These are easy to make and everyone loves, loves, loves them.
2 lbs chicken, cooked and cut
1 can cr. of celery soup
1 can cr. of chicken soup
1 can chopped green chilies (op.)
1 pint sour cream
1 onion chopped (op.)
3 – 4 cups cheddar cheese (or your favorite cheese blend)
salt and pepper to taste
Flour Tortillas (15 – 25 depending on size)
Mix all together and dollop on the center of tortilla. Tuck and roll! Place in a 9×13 dish.
Bake at 350 for 20 – 30 mins at most (these heat through quickly).
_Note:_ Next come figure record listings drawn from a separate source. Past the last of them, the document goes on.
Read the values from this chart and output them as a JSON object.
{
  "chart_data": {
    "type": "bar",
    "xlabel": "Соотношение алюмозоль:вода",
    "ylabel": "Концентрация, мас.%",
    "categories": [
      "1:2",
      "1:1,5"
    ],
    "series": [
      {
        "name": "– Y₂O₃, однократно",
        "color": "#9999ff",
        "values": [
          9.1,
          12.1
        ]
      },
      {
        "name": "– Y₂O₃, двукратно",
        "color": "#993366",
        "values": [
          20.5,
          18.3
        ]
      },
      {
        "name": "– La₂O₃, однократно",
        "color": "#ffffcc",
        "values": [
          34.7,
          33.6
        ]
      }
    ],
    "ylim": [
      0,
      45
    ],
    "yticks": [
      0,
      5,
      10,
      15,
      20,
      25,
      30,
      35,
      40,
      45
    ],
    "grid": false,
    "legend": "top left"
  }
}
Cater to your family’s liking. You can throw in black olives, mushrooms …etc. I sometimes use the chilies, sometimes not. You can use all cream of chicken soup (or mushroom, celery – doesn’t matter). I just made these for a potluck and cut back on some of the onion since some don’t like, and added some tiny chopped celery and used a Mexican cheese blend. And I used smaller tortillas since it was a potluck.
For chicken you can just use rotisserie chicken from the store and shred (easy, already cooked!). I like to buy bone-in chicken, boil it and cut up. There was a special at our store last week of packages of bone-in chicken parts, which literally added up to a whole bird (4 lbs) and I was able to easily double the recipe. So easy breezy to double this and you might as well because they go fast!
Enjoy! And a shout-out to Caralee!! She gave me this recipe after she so generously kept my kids while we traveled to Texas to house-hunt, years ago. She wrote it out for me and everything because my kids loved the Chilupas so much. :) Think of you every time, Caralee!